The gate area was small, dingy, and gave a bad first impression. While the rest of the airport was rather new, slick, and allowed sweeping views of nearby mountains, the gate area looked like a community rec center that lost its funding years ago, but continued to leave its doors open for vagrants to wander in off the streets, and find respite from the cold. There was free coffee. A man who looked like he was battling a meth addiction was downing packets of splenda (also free). I counted the open sores on his face. A number of people looked like they had definitely done time. It’s a different crowd when most people prefer to be lying down and sprawling out on the unvacuumed carpet instead of sitting in the seats.

The only neatly dressed person was a girl in her late teens. Pouty lips painted a light glossy pink, hair smoothed into a ponytail, skirt short but not sluttily so. She had a stern aloofness that felt distinctly Eastern European. It took several seconds to realize that among the ex-cons sat a mail order bride, about to meet her Alaskan bushman for the first time. She made a regal effort to look only straight ahead, nonchalant. She crossed her legs at her ankles. With her air of forced superiority, I thought she seemed to be doing a good job steeling herself for what was to come. Perhaps I should figure out how to steel myself for what was to come?

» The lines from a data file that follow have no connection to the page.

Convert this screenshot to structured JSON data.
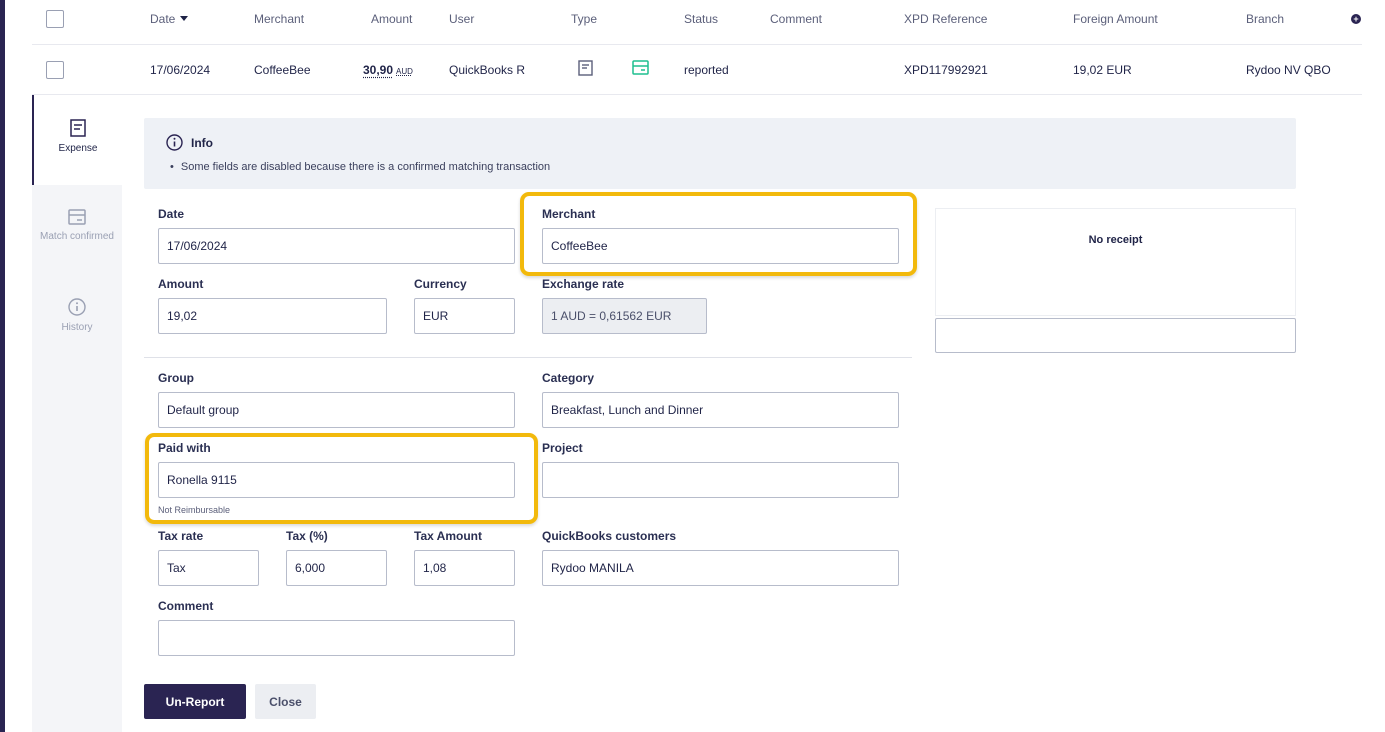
{
  "table": {
    "columns": {
      "date": "Date",
      "merchant": "Merchant",
      "amount": "Amount",
      "user": "User",
      "type": "Type",
      "status": "Status",
      "comment": "Comment",
      "xpd_reference": "XPD Reference",
      "foreign_amount": "Foreign Amount",
      "branch": "Branch"
    },
    "row": {
      "date": "17/06/2024",
      "merchant": "CoffeeBee",
      "amount_value": "30,90",
      "amount_currency": "AUD",
      "user": "QuickBooks R",
      "type_icons": [
        "receipt-icon",
        "card-icon"
      ],
      "status": "reported",
      "comment": "",
      "xpd_reference": "XPD117992921",
      "foreign_amount": "19,02 EUR",
      "branch": "Rydoo NV QBO"
    }
  },
  "sidebar": {
    "tabs": [
      {
        "label": "Expense",
        "icon": "receipt-icon",
        "active": true
      },
      {
        "label": "Match confirmed",
        "icon": "card-icon",
        "active": false
      },
      {
        "label": "History",
        "icon": "info-icon",
        "active": false
      }
    ]
  },
  "info": {
    "title": "Info",
    "message": "Some fields are disabled because there is a confirmed matching transaction"
  },
  "form": {
    "date": {
      "label": "Date",
      "value": "17/06/2024"
    },
    "merchant": {
      "label": "Merchant",
      "value": "CoffeeBee"
    },
    "amount": {
      "label": "Amount",
      "value": "19,02"
    },
    "currency": {
      "label": "Currency",
      "value": "EUR"
    },
    "exchange_rate": {
      "label": "Exchange rate",
      "value": "1 AUD = 0,61562 EUR"
    },
    "group": {
      "label": "Group",
      "value": "Default group"
    },
    "category": {
      "label": "Category",
      "value": "Breakfast, Lunch and Dinner"
    },
    "paid_with": {
      "label": "Paid with",
      "value": "Ronella 9115",
      "hint": "Not Reimbursable"
    },
    "project": {
      "label": "Project",
      "value": ""
    },
    "tax_rate": {
      "label": "Tax rate",
      "value": "Tax"
    },
    "tax_percent": {
      "label": "Tax (%)",
      "value": "6,000"
    },
    "tax_amount": {
      "label": "Tax Amount",
      "value": "1,08"
    },
    "quickbooks_customers": {
      "label": "QuickBooks customers",
      "value": "Rydoo MANILA"
    },
    "comment": {
      "label": "Comment",
      "value": ""
    }
  },
  "receipt": {
    "text": "No receipt"
  },
  "actions": {
    "unreport": "Un-Report",
    "close": "Close"
  },
  "colors": {
    "brand": "#2a2452",
    "highlight": "#f2b90c",
    "accent_green": "#1fbf8f"
  }
}
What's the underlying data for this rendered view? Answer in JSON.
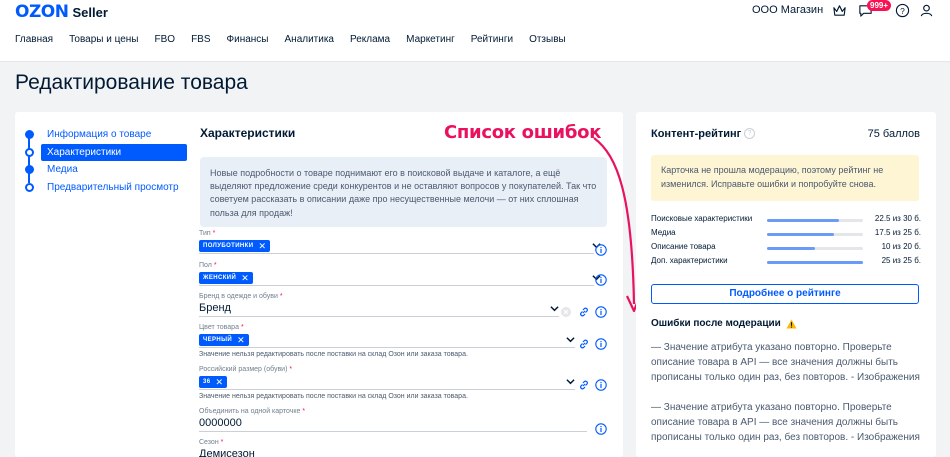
{
  "header": {
    "logo_main": "OZON",
    "logo_sub": "Seller",
    "shop_name": "ООО Магазин",
    "notifications_badge": "999+"
  },
  "nav": [
    "Главная",
    "Товары и цены",
    "FBO",
    "FBS",
    "Финансы",
    "Аналитика",
    "Реклама",
    "Маркетинг",
    "Рейтинги",
    "Отзывы"
  ],
  "page_title": "Редактирование товара",
  "steps": [
    {
      "label": "Информация о товаре",
      "state": "done"
    },
    {
      "label": "Характеристики",
      "state": "active"
    },
    {
      "label": "Медиа",
      "state": "done"
    },
    {
      "label": "Предварительный просмотр",
      "state": "todo"
    }
  ],
  "section_title": "Характеристики",
  "info_text": "Новые подробности о товаре поднимают его в поисковой выдаче и каталоге, а ещё выделяют предложение среди конкурентов и не оставляют вопросов у покупателей. Так что советуем рассказать в описании даже про несущественные мелочи — от них сплошная польза для продаж!",
  "fields": [
    {
      "label": "Тип",
      "chip": "ПОЛУБОТИНКИ"
    },
    {
      "label": "Пол",
      "chip": "ЖЕНСКИЙ"
    },
    {
      "label": "Бренд в одежде и обуви",
      "value": "Бренд"
    },
    {
      "label": "Цвет товара",
      "chip": "ЧЕРНЫЙ",
      "help": "Значение нельзя редактировать после поставки на склад Озон или заказа товара."
    },
    {
      "label": "Российский размер (обуви)",
      "chip": "36",
      "help": "Значение нельзя редактировать после поставки на склад Озон или заказа товара."
    },
    {
      "label": "Объединить на одной карточке",
      "value": "0000000"
    },
    {
      "label": "Сезон",
      "value": "Демисезон"
    }
  ],
  "annotation": "Список ошибок",
  "content_rating": {
    "title": "Контент-рейтинг",
    "help_icon": "?",
    "score": "75 баллов",
    "notice": "Карточка не прошла модерацию, поэтому рейтинг не изменился. Исправьте ошибки и попробуйте снова.",
    "metrics": [
      {
        "name": "Поисковые характеристики",
        "value": "22.5 из 30 б.",
        "fraction": 0.75
      },
      {
        "name": "Медиа",
        "value": "17.5 из 25 б.",
        "fraction": 0.7
      },
      {
        "name": "Описание товара",
        "value": "10 из 20 б.",
        "fraction": 0.5
      },
      {
        "name": "Доп. характеристики",
        "value": "25 из 25 б.",
        "fraction": 1.0
      }
    ],
    "more_button": "Подробнее о рейтинге"
  },
  "errors": {
    "title": "Ошибки после модерации",
    "items": [
      "— Значение атрибута указано повторно. Проверьте описание товара в API — все значения должны быть прописаны только один раз, без повторов. - Изображения",
      "— Значение атрибута указано повторно. Проверьте описание товара в API — все значения должны быть прописаны только один раз, без повторов. - Изображения"
    ]
  },
  "colors": {
    "accent": "#005bff",
    "annotation": "#e8125f",
    "warning_bg": "#fdf5d3",
    "info_bg": "#e9eff7"
  }
}
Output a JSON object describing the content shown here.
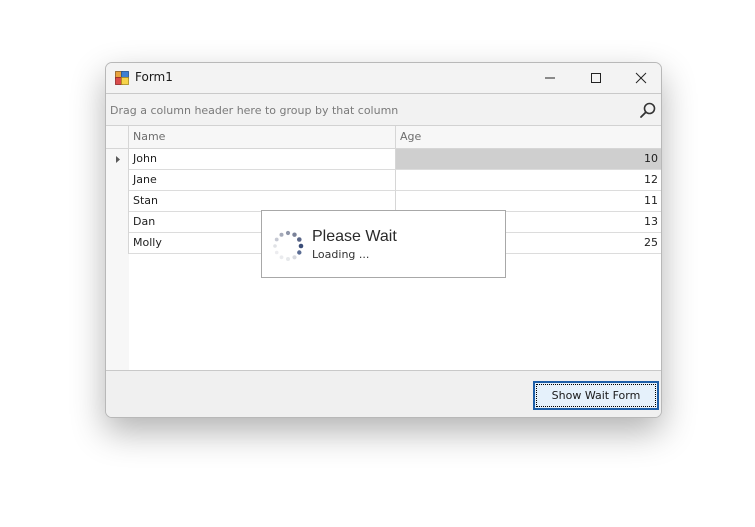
{
  "window": {
    "title": "Form1",
    "icons": {
      "app": "form-app-icon",
      "minimize": "minimize-icon",
      "maximize": "maximize-icon",
      "close": "close-icon"
    }
  },
  "grid": {
    "group_panel_text": "Drag a column header here to group by that column",
    "find_icon": "search-icon",
    "columns": [
      "Name",
      "Age"
    ],
    "rows": [
      {
        "name": "John",
        "age": "10",
        "focused": true
      },
      {
        "name": "Jane",
        "age": "12"
      },
      {
        "name": "Stan",
        "age": "11"
      },
      {
        "name": "Dan",
        "age": "13"
      },
      {
        "name": "Molly",
        "age": "25"
      }
    ]
  },
  "wait_form": {
    "caption": "Please Wait",
    "description": "Loading ...",
    "icon": "loading-spinner-icon"
  },
  "footer": {
    "button_label": "Show Wait Form"
  },
  "colors": {
    "focused_cell": "#cfcfcf",
    "button_border": "#1c5ea8",
    "button_fill": "#e5f1fb"
  }
}
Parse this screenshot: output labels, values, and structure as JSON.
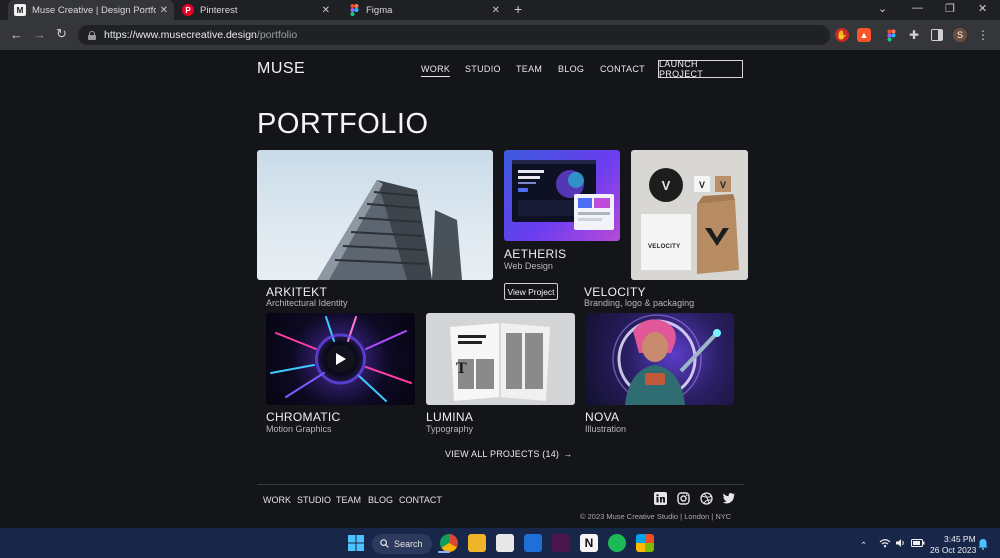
{
  "browser": {
    "tabs": [
      {
        "title": "Muse Creative | Design Portfolio",
        "favicon": "M",
        "active": true
      },
      {
        "title": "Pinterest",
        "favicon": "P",
        "active": false
      },
      {
        "title": "Figma",
        "favicon": "F",
        "active": false
      }
    ],
    "new_tab": "+",
    "url_host": "https://www.musecreative.design",
    "url_path": "/portfolio",
    "profile_initial": "S"
  },
  "site": {
    "logo": "MUSE",
    "nav": [
      "WORK",
      "STUDIO",
      "TEAM",
      "BLOG",
      "CONTACT"
    ],
    "launch_button": "LAUNCH PROJECT",
    "page_title": "PORTFOLIO",
    "projects": [
      {
        "name": "ARKITEKT",
        "category": "Architectural Identity"
      },
      {
        "name": "AETHERIS",
        "category": "Web Design"
      },
      {
        "name": "VELOCITY",
        "category": "Branding, logo & packaging"
      },
      {
        "name": "CHROMATIC",
        "category": "Motion Graphics"
      },
      {
        "name": "LUMINA",
        "category": "Typography"
      },
      {
        "name": "NOVA",
        "category": "Illustration"
      }
    ],
    "velocity_mark": "VELOCITY",
    "view_project_button": "View Project",
    "view_all_link": "VIEW ALL PROJECTS (14)",
    "view_all_arrow": "→",
    "footer": {
      "nav": [
        "WORK",
        "STUDIO",
        "TEAM",
        "BLOG",
        "CONTACT"
      ],
      "social_icons": [
        "linkedin-icon",
        "instagram-icon",
        "dribbble-icon",
        "twitter-icon"
      ],
      "copyright": "© 2023 Muse Creative Studio | London | NYC"
    }
  },
  "taskbar": {
    "search_label": "Search",
    "time": "3:45 PM",
    "date": "26 Oct 2023"
  },
  "colors": {
    "background": "#141518",
    "chrome": "#35363a",
    "taskbar": "#18264a",
    "accent_blue": "#3b5bdb"
  }
}
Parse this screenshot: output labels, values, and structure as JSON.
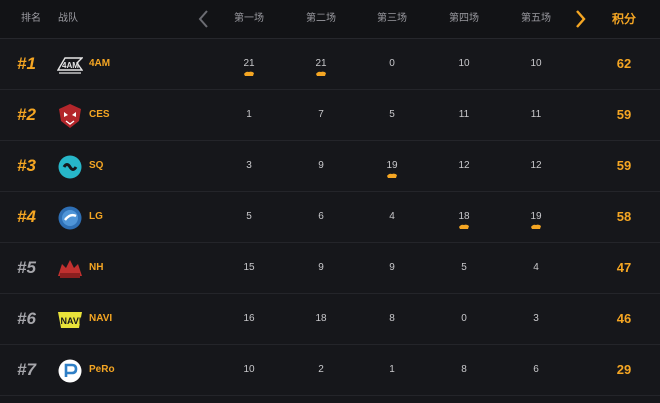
{
  "header": {
    "rank": "排名",
    "team": "战队",
    "matches": [
      "第一场",
      "第二场",
      "第三场",
      "第四场",
      "第五场"
    ],
    "total": "积分"
  },
  "colors": {
    "accent": "#f5a623",
    "background": "#16171b",
    "header": "#121316"
  },
  "icons": {
    "prev": "chevron-left-icon",
    "next": "chevron-right-icon",
    "chicken": "chicken-dinner-icon"
  },
  "rows": [
    {
      "rank": "#1",
      "team": "4AM",
      "logo": "logo-4am",
      "scores": [
        "21",
        "21",
        "0",
        "10",
        "10"
      ],
      "wins": [
        true,
        true,
        false,
        false,
        false
      ],
      "total": "62"
    },
    {
      "rank": "#2",
      "team": "CES",
      "logo": "logo-ces",
      "scores": [
        "1",
        "7",
        "5",
        "11",
        "11"
      ],
      "wins": [
        false,
        false,
        false,
        false,
        false
      ],
      "total": "59"
    },
    {
      "rank": "#3",
      "team": "SQ",
      "logo": "logo-sq",
      "scores": [
        "3",
        "9",
        "19",
        "12",
        "12"
      ],
      "wins": [
        false,
        false,
        true,
        false,
        false
      ],
      "total": "59"
    },
    {
      "rank": "#4",
      "team": "LG",
      "logo": "logo-lg",
      "scores": [
        "5",
        "6",
        "4",
        "18",
        "19"
      ],
      "wins": [
        false,
        false,
        false,
        true,
        true
      ],
      "total": "58"
    },
    {
      "rank": "#5",
      "team": "NH",
      "logo": "logo-nh",
      "scores": [
        "15",
        "9",
        "9",
        "5",
        "4"
      ],
      "wins": [
        false,
        false,
        false,
        false,
        false
      ],
      "total": "47"
    },
    {
      "rank": "#6",
      "team": "NAVI",
      "logo": "logo-navi",
      "scores": [
        "16",
        "18",
        "8",
        "0",
        "3"
      ],
      "wins": [
        false,
        false,
        false,
        false,
        false
      ],
      "total": "46"
    },
    {
      "rank": "#7",
      "team": "PeRo",
      "logo": "logo-pero",
      "scores": [
        "10",
        "2",
        "1",
        "8",
        "6"
      ],
      "wins": [
        false,
        false,
        false,
        false,
        false
      ],
      "total": "29"
    }
  ]
}
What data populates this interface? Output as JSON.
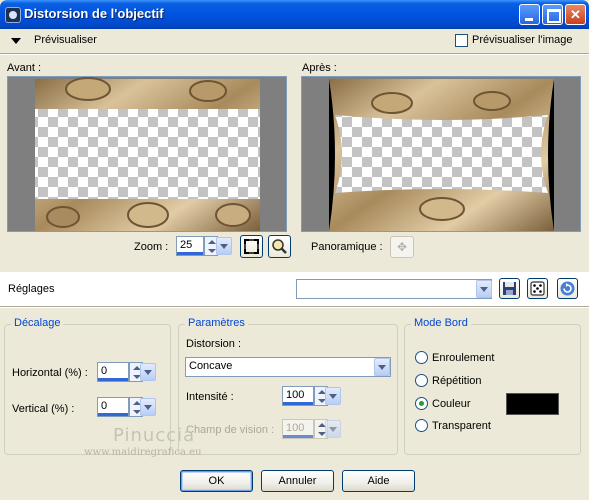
{
  "window": {
    "title": "Distorsion de l'objectif"
  },
  "preview": {
    "toggle_label": "Prévisualiser",
    "image_checkbox_label": "Prévisualiser l'image",
    "image_checkbox_checked": false,
    "before_label": "Avant :",
    "after_label": "Après :"
  },
  "zoom": {
    "label": "Zoom :",
    "value": "25",
    "pan_label": "Panoramique :"
  },
  "settings": {
    "label": "Réglages",
    "selected": ""
  },
  "offset": {
    "legend": "Décalage",
    "horizontal_label": "Horizontal (%) :",
    "horizontal_value": "0",
    "vertical_label": "Vertical (%) :",
    "vertical_value": "0"
  },
  "params": {
    "legend": "Paramètres",
    "distortion_label": "Distorsion :",
    "distortion_value": "Concave",
    "intensity_label": "Intensité :",
    "intensity_value": "100",
    "fov_label": "Champ de vision :",
    "fov_value": "100"
  },
  "edge_mode": {
    "legend": "Mode Bord",
    "options": [
      "Enroulement",
      "Répétition",
      "Couleur",
      "Transparent"
    ],
    "selected": "Couleur",
    "color": "#000000"
  },
  "watermark": {
    "line1": "Pinuccia",
    "line2": "www.maidiregrafica.eu"
  },
  "buttons": {
    "ok": "OK",
    "cancel": "Annuler",
    "help": "Aide"
  },
  "colors": {
    "title_bar": "#0054e3",
    "dialog_bg": "#ece9d8",
    "group_legend": "#0046d5",
    "accent_underline": "#3168d5"
  }
}
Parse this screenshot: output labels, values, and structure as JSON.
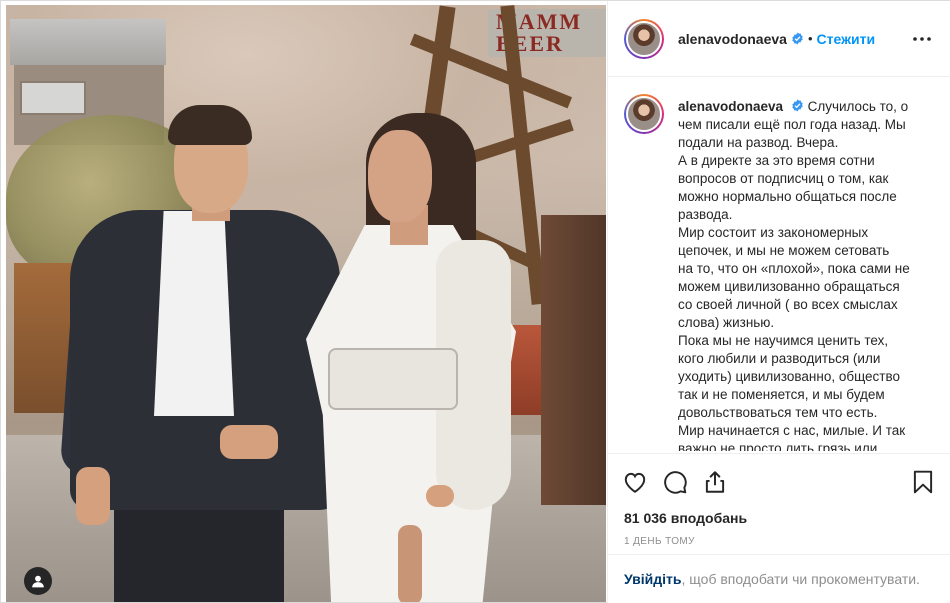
{
  "post": {
    "username": "alenavodonaeva",
    "follow_label": "Стежити",
    "separator": "•",
    "caption_lines": [
      "Случилось то, о",
      "чем писали ещё пол года назад. Мы",
      "подали на развод. Вчера.",
      "А в директе за это время сотни",
      "вопросов от подписчиц о том, как",
      "можно нормально общаться после",
      "развода.",
      "Мир состоит из закономерных",
      "цепочек, и мы не можем сетовать",
      "на то, что он «плохой», пока сами не",
      "можем цивилизованно обращаться",
      "со своей личной ( во всех смыслах",
      "слова) жизнью.",
      "Пока мы не научимся ценить тех,",
      "кого любили и разводиться (или",
      "уходить) цивилизованно, общество",
      "так и не поменяется, и мы будем",
      "довольствоваться тем что есть.",
      "Мир начинается с нас, милые. И так",
      "важно не просто лить грязь или"
    ],
    "likes": "81 036 вподобань",
    "time_ago": "1 ДЕНЬ ТОМУ"
  },
  "login_prompt": {
    "link": "Увійдіть",
    "text": ", щоб вподобати чи прокоментувати."
  },
  "photo_sign": "MAMM BEER",
  "icons": {
    "verified": "verified-badge-icon",
    "more": "more-options-icon",
    "like": "heart-icon",
    "comment": "comment-icon",
    "share": "share-icon",
    "save": "bookmark-icon",
    "tagged": "user-tag-icon"
  },
  "colors": {
    "accent": "#0095f6",
    "link_dark": "#00376b",
    "text": "#262626",
    "muted": "#8e8e8e"
  }
}
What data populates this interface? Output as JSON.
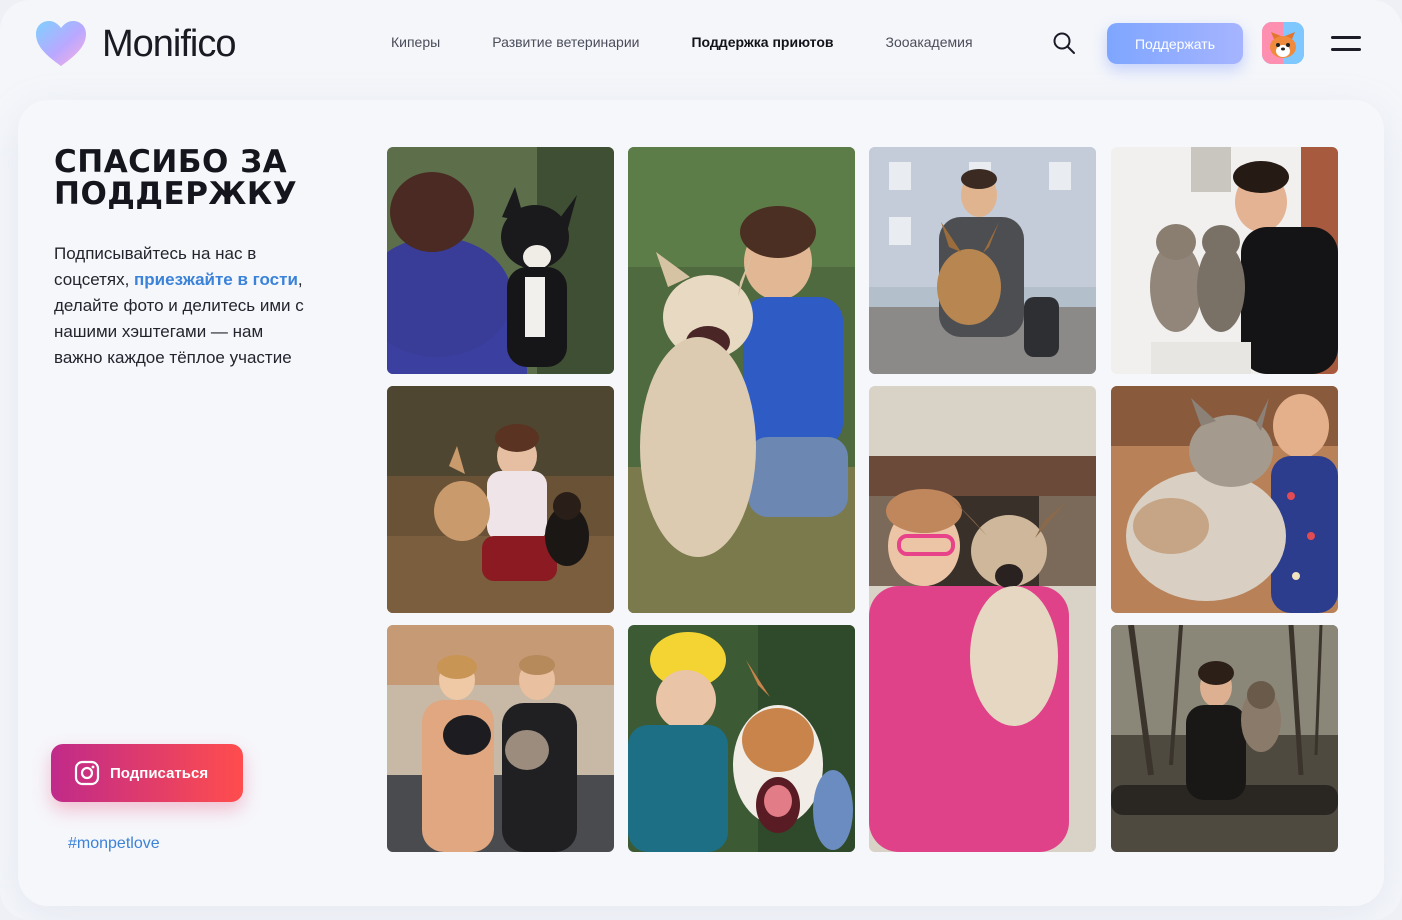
{
  "brand": {
    "name": "Monifico"
  },
  "nav": {
    "items": [
      {
        "label": "Киперы"
      },
      {
        "label": "Развитие ветеринарии"
      },
      {
        "label": "Поддержка приютов"
      },
      {
        "label": "Зооакадемия"
      }
    ]
  },
  "header": {
    "support_label": "Поддержать"
  },
  "section": {
    "title_line1": "СПАСИБО ЗА",
    "title_line2": "ПОДДЕРЖКУ",
    "desc_before": "Подписывайтесь на нас в соцсетях, ",
    "desc_link": "приезжайте в гости",
    "desc_after": ", делайте фото и делитесь ими с нашими хэштегами — нам важно каждое тёплое участие",
    "subscribe_label": "Подписаться",
    "hashtag": "#monpetlove"
  },
  "colors": {
    "accent_blue": "#3b82d9",
    "support_button": "#8aa8ff",
    "subscribe_gradient_start": "#c02a8a",
    "subscribe_gradient_end": "#ff4d4d"
  }
}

I felt a wave of commiseration. A soft glow of realization began spreading through my mind- Maybe there was still time to turn back. Despite already dreading what I was about to get into, and having no idea of the nature of my work contract, I turned to the age-old comfort of relativity: a stint of factory work was surely child’s play compared to marriage. With her small hands tugging on the hem of her skirt, and my inability to think through my actions, who between us was the child anyway?

I took a deep breath and poured a cup of lukewarm coffee. I sat down. I felt pretentious reading my book. I watched the second-hand do its slow sweeping rounds, brushing back time from the face of the clock.

We boarded a tiny plane where we could choose our own seat, I sat next to a man covered in tattoos- sometimes I see auras and his relaxed me. It turns out he was petrified of flying, and I had to talk him through the turbulence as we suddenly saw nothing but the thick pillow-stuffed clouds tearing apart in the grey sky around us. When he gave me his phone number in Seattle, where he was going back to after several months of working on the crabbing ships, I pushed the scrap of paper down into the seat pocket in front of me when he wasn’t looking. Later, I felt guilty, and realized now was not the time to accumulate bad karma.